Evergreen Ensemble’s evening performance in the beautiful, intimate setting of the Melbourne Recital Centre’s Primrose Potter Salon was both an aural and visual treat. In a program of early music and Scottish tunes which rarely surface in the modern music scene, sounds of wildlife were brought to life with a combination of dynamic expressivity, instrumental flair and extended techniques.

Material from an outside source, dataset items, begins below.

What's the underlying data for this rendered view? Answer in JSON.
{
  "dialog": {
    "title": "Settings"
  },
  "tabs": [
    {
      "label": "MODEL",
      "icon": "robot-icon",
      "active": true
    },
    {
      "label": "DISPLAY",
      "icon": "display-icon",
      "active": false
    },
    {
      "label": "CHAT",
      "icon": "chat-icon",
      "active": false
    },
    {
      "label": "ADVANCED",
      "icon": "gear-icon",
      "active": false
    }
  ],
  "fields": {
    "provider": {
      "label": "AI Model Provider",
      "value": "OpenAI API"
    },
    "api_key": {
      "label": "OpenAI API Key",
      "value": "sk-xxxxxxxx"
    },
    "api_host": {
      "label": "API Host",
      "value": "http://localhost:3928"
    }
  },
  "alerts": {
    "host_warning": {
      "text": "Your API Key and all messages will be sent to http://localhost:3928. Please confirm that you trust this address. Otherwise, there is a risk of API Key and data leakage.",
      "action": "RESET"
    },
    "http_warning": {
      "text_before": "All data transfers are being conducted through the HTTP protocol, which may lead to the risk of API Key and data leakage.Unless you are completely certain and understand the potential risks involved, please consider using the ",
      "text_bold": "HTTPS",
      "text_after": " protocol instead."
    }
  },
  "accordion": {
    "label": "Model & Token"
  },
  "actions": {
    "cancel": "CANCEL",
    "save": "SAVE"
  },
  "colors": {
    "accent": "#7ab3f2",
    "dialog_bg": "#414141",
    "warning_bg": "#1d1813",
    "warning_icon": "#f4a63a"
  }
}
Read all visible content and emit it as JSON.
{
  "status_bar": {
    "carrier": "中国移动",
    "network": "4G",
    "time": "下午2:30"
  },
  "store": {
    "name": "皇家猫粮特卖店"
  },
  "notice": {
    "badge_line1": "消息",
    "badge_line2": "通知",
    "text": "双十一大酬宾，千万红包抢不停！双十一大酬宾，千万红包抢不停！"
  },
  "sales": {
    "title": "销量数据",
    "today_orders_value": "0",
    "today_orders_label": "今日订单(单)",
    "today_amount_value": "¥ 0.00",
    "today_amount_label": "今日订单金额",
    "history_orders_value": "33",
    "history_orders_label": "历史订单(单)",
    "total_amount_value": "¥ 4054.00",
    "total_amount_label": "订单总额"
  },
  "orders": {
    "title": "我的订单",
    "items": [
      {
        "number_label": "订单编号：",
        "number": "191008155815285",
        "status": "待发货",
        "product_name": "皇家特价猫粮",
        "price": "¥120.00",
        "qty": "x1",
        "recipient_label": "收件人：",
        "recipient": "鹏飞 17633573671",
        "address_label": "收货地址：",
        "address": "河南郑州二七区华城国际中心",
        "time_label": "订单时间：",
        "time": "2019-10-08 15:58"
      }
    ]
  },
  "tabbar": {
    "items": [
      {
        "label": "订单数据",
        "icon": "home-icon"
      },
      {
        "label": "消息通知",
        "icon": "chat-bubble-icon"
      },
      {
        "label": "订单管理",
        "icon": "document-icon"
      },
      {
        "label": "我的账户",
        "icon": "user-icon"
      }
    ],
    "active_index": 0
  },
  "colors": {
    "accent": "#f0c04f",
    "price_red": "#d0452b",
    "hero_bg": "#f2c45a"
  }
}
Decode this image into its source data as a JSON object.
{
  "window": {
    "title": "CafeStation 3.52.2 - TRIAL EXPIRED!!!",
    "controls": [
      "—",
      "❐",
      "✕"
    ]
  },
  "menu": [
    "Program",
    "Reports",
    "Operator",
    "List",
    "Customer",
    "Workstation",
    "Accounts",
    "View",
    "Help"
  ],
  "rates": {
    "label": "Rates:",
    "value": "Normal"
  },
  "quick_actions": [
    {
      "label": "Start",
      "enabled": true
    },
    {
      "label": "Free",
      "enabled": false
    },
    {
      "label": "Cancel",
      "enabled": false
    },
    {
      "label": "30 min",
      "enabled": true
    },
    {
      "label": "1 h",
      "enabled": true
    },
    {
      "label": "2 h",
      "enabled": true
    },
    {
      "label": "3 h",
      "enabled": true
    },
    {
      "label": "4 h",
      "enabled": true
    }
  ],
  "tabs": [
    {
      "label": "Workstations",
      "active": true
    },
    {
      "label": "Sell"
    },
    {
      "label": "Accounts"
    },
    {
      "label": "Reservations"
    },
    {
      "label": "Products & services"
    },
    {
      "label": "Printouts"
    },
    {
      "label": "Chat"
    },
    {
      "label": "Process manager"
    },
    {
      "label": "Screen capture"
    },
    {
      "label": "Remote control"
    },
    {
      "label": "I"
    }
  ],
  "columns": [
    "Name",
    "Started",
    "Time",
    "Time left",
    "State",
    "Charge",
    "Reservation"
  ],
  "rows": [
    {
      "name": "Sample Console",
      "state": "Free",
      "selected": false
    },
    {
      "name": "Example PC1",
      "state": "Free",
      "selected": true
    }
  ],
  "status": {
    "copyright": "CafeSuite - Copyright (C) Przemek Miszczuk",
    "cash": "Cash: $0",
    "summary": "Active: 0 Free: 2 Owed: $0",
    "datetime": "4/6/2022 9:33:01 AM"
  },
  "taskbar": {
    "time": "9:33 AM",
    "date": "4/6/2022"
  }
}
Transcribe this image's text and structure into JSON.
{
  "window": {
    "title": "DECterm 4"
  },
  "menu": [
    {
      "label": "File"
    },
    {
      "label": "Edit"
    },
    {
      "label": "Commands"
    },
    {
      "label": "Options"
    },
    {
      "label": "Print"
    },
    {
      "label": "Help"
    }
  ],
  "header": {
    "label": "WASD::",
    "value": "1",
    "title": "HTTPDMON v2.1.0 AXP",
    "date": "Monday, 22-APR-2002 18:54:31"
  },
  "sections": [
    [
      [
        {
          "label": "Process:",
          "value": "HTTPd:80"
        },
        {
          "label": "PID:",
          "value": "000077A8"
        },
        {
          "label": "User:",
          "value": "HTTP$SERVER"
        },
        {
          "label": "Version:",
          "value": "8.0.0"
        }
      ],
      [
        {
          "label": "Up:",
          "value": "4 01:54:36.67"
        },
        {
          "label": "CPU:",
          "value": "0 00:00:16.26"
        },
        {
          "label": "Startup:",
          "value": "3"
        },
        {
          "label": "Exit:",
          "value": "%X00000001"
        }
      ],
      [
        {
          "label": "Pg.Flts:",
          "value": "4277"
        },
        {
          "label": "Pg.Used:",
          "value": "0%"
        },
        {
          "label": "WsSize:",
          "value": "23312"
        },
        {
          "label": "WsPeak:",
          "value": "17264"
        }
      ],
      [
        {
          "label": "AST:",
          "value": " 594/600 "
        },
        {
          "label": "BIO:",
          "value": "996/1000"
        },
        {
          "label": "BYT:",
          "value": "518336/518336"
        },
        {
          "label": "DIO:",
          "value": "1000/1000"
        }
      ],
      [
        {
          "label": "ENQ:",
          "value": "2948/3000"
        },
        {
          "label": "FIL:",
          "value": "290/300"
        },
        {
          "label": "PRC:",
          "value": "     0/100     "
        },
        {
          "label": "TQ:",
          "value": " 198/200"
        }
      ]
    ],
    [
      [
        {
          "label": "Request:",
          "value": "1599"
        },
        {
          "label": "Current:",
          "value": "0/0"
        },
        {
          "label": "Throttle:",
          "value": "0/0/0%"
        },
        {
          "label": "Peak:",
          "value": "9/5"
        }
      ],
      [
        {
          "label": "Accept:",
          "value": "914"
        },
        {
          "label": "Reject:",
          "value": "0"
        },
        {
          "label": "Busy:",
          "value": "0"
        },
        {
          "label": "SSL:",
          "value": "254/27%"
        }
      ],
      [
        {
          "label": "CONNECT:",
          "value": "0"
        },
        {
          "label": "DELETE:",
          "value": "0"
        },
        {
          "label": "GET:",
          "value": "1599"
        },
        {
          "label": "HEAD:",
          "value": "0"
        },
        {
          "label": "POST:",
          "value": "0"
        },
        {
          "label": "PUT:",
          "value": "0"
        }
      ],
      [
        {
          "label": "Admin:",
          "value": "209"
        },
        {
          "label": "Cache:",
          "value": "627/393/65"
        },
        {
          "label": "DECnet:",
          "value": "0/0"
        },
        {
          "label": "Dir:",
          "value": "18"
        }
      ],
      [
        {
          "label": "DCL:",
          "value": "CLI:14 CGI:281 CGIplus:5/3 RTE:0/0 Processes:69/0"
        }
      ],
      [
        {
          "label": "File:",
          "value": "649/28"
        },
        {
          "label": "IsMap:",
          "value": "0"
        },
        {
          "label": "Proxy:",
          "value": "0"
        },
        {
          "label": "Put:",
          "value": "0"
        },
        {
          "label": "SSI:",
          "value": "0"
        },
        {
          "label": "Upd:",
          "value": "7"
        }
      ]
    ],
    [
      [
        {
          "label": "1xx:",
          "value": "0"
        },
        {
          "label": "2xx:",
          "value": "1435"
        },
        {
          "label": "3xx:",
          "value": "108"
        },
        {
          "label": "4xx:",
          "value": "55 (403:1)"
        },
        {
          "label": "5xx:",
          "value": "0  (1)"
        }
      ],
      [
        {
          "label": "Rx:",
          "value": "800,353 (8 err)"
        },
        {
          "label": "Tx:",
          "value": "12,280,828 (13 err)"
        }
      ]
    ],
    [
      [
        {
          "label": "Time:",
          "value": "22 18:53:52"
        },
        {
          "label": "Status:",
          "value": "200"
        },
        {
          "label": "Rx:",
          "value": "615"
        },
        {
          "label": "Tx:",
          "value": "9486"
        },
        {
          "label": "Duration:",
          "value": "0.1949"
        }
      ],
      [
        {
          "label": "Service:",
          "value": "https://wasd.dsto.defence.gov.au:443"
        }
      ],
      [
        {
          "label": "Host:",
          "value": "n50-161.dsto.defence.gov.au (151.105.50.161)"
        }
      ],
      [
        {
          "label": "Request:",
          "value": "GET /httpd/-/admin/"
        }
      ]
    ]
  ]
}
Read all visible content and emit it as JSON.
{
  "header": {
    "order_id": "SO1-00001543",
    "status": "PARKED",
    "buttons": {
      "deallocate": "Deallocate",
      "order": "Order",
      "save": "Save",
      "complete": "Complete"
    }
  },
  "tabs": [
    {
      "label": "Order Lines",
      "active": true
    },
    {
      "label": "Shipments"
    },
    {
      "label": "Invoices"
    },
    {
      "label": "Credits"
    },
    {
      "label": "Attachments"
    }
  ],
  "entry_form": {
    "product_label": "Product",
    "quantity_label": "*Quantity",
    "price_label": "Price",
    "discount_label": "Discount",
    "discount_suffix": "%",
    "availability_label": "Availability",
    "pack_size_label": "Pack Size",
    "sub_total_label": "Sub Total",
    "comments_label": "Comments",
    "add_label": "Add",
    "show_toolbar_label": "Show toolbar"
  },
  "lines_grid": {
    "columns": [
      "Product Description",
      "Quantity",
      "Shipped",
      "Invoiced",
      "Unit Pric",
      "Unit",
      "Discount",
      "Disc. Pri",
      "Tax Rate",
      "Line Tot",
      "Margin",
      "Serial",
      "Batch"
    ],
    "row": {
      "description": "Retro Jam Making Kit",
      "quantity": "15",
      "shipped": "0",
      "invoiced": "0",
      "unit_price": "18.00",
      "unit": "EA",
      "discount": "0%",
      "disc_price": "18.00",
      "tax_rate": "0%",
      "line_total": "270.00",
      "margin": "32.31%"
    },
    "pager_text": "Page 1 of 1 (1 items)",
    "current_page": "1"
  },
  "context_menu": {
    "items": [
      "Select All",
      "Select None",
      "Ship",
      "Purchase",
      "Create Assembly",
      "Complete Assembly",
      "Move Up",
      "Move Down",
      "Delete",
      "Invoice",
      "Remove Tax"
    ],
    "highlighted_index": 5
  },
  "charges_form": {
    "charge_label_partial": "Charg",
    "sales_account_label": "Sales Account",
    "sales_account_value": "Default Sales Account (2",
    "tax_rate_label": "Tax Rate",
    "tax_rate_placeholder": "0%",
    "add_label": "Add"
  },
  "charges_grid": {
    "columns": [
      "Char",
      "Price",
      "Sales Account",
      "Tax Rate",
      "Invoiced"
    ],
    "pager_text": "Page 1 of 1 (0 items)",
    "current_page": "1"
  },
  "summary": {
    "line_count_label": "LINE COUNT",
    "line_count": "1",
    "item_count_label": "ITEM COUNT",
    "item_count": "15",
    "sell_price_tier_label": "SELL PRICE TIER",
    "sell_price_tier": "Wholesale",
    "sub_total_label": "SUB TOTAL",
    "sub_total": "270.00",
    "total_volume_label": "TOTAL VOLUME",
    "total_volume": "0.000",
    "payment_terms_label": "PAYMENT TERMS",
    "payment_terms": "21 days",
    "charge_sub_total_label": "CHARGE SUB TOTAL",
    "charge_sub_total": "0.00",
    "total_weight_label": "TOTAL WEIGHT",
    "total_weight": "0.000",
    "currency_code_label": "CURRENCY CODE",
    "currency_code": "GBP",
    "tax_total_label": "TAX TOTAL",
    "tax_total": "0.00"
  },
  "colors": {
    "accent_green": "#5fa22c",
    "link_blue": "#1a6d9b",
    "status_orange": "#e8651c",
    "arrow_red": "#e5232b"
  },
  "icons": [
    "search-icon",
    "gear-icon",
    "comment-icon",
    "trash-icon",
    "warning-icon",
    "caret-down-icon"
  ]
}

Opening with Bremner’s witty Scottish air, Hit Her on the Bum, the ensemble’s sprightly fiddling set the tone for an unconventionally light-hearted, yet delightful chamber music program to follow. Baroque birds and beasts were then paraded in a performance of Biber’s humorous Sonata violin solo representative. Extended techniques which exhibited the diverse instrumental timbres of each period instrument in the ensemble were adeptly executed to imitate creatures such as a nightingale, cuckoo, frog, hen, quail, and perhaps most amusingly, a meowing cat evoked by simultaneously dissonant violin slides. The baroque violin playing of Shane Lestideau and Ben Dollman was full of zeal and tonal sensitivity throughout the concert, capturing the spirit of folk music with whimsical charm.
Particular highlights of the program were the ensemble’s poignant performances of traditional Scottish tunes, The Seal Woman’s Sea-Joy — based on a Nordic legend — and Phililiu. Legendary scenes were evoked most fittingly in the organic acoustics of the Salon with singing and percussive instrumental effects.
Rounding off the concert with innovative interpretations of canonical repertoire were the ensemble’s performance of Saint-Saëns’ Le Cygne (‘The Swan’) and an abridged version of Vivaldi’s ‘Cuckoo’ Violin Concerto, Op. 6. Natasha Kraemer’s sensitive baroque cello solo accompanied by Nicholas Pollock’s gentle ripples on the theorbo in Le Cygne was a refreshing take on the romantic classic, revealing the undecorated beauty of a piece typically heard with an abundant use of vibrato in the Romantic style. The ensemble’s unique take on Vivaldi’s concerto was imbued with their remarkable flair for crossing genres and performance styles, once again incorporating a range of animal noises as a final salute to the concert theme.